Merrell may not be the final word. It is the opinion of the Federal
Appeals Court of the D.C. Circuit on a specific set of facts. While the
principles the court applied to those facts are nightmarish in their
implications, they are vulnerable to a review by the United States Supreme
Court — if not in that case, then in some other. One reason those principles
may never face such a review is that potential adversaries sometimes prefer to
keep opinions like this corked in a bottle — like an UZI-wielding genie —
with threats of "uncorking" made by the attorneys on one side and "damage
control" being practiced by the attorneys on the other.
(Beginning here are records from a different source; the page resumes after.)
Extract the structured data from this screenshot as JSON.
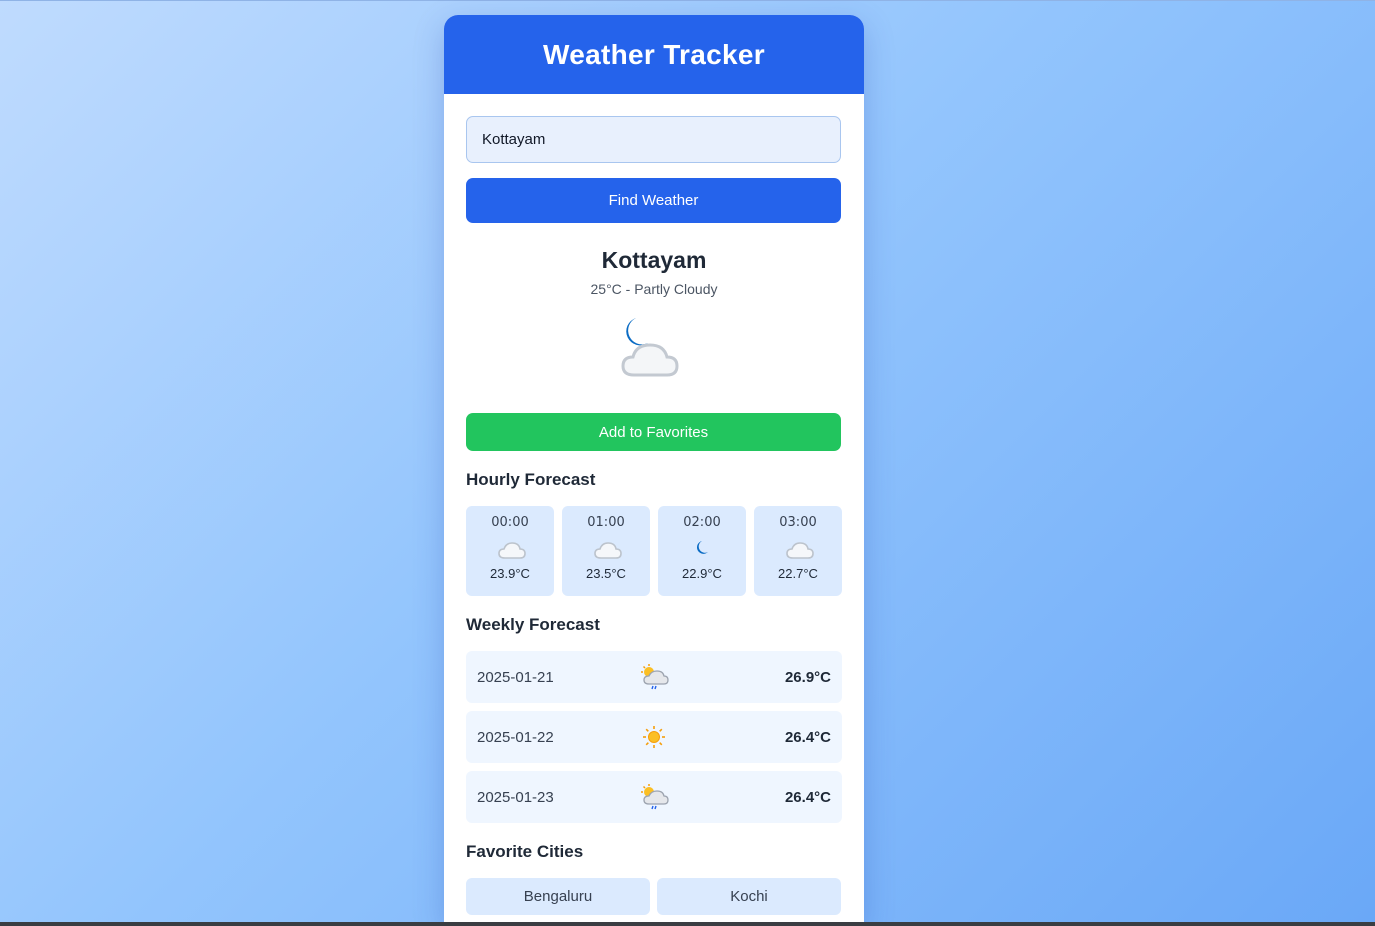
{
  "app": {
    "title": "Weather Tracker"
  },
  "search": {
    "value": "Kottayam",
    "button_label": "Find Weather"
  },
  "current": {
    "city": "Kottayam",
    "summary": "25°C - Partly Cloudy",
    "icon": "partly-cloudy-night-icon",
    "favorite_button_label": "Add to Favorites"
  },
  "hourly": {
    "title": "Hourly Forecast",
    "items": [
      {
        "time": "00:00",
        "icon": "partly-cloudy-night-icon",
        "temp": "23.9°C"
      },
      {
        "time": "01:00",
        "icon": "partly-cloudy-night-icon",
        "temp": "23.5°C"
      },
      {
        "time": "02:00",
        "icon": "clear-night-icon",
        "temp": "22.9°C"
      },
      {
        "time": "03:00",
        "icon": "partly-cloudy-night-icon",
        "temp": "22.7°C"
      }
    ]
  },
  "weekly": {
    "title": "Weekly Forecast",
    "days": [
      {
        "date": "2025-01-21",
        "icon": "sun-cloud-rain-icon",
        "temp": "26.9°C"
      },
      {
        "date": "2025-01-22",
        "icon": "sun-icon",
        "temp": "26.4°C"
      },
      {
        "date": "2025-01-23",
        "icon": "sun-cloud-rain-icon",
        "temp": "26.4°C"
      }
    ]
  },
  "favorites": {
    "title": "Favorite Cities",
    "cities": [
      "Bengaluru",
      "Kochi"
    ]
  },
  "colors": {
    "header": "#2563eb",
    "primary_button": "#2563eb",
    "favorite_button": "#22c55e",
    "tile": "#dbeafe",
    "row": "#eff6ff"
  }
}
Another reason might
be the failure of those affected by the decision to pool their resources, link
arms, and fight.
There is a proverb I learned within FAA circles: "If you don't want the
answer, don't ask the question." Thus, the only thing worse than having
Merrell upheld by the D.C. Circuit would be to have a review of it
turned down by the Supreme Court — or to have it upheld in a similar case,
and trumpeted throughout the land. Any attorney will tell you that a day in
open court is often worse than a night in jail.
On the other hand, the robed and bespectacled judges of the court have, on
occasion, been persuaded by reason. Now and then, something they decide
actually resembles justice. Furthermore, it is occasionally possible to
persuade legislators to take the path of reform. But it's god-awful expensive.
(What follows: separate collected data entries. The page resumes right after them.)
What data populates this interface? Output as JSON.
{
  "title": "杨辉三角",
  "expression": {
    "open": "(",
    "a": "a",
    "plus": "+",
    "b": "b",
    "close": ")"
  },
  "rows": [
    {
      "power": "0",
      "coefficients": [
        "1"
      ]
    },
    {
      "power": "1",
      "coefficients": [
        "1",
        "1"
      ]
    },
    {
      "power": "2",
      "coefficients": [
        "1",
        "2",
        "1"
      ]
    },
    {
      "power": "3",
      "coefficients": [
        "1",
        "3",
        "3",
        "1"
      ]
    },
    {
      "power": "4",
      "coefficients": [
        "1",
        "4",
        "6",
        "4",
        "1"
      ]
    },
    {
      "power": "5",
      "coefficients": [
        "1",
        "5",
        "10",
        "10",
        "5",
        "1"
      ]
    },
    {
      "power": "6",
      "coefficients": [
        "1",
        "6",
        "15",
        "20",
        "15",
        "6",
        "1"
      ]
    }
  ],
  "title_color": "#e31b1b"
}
That's why I suggested, and continue to support, the idea of an "aviation
legal defense fund" — a sort of ACLU for aviation certificate holders —
aimed at advancing important, factually "clean" cases to higher courts for the
purpose of overturning travesties like Merrell, and upholding, or
expanding, the rights of people whose lives are disrupted by administrative
injustice. An ordinary legal insurance program can't touch the cost of
litigating such cases. Most pilots would rather buy a new airplane than spend
their life savings — without support — on a crusade that might fail.
But organizations concerned with a variety of civil rights causes have been
fighting for justice in the criminal, civil, and legislative arenas for
decades, with some success — albeit mixed. Isn't it time to begin the fight
for administrative reform? Perhaps this is an idea whose "time is come" — at
least for serious discussion. After Merrell, can you think of a better
time?
Eric and I have received comments on AVweb to the
effect that our articles just scare airmen, and the only ones who benefit are
the lawyers. Others simply believe that it is hopeless to defend against the
FAA in an enforcement case.
Should you be scared? I can tell you that the typical
airman never has a serious problem with the FAA. The FAA FSDO employees are
usually more helpful than threatening. As a lawyer, I have the same jaundiced
perspective as a doctor; I see sick patients — clients with problems. Just as
a doctor prescribes for illness, I advise for legal afflictions, and defend
people who are unfairly accused, or if fairly accused, are facing unduly harsh
sanctions.
If you will not commit flight violations then read these
articles for amusement. If you do get in trouble then I should tell you about
the emails I have received from airmen who received a Notice of Proposed
Certificate Action, didn't have the benefit of guidance from people like Eric
Jaderborg, and ended up never flying again when the loss could have been
prevented.
It is not hopeless to defend against the FAA, even with
some of the recent adverse precedents I have written about (e.g., the
Merrell case). It may be hopeless to defend against the FAA if an
airman tries to do so without competent defense counsel. After all, the FAA
has a lawyer and will use its extensive resources to prosecute a case. If the
FAA has the advantages, then it's even more important to get proper
representation. Even where the FAA has a solid case against an airman, a good
lawyer can often persuade or force a compromise.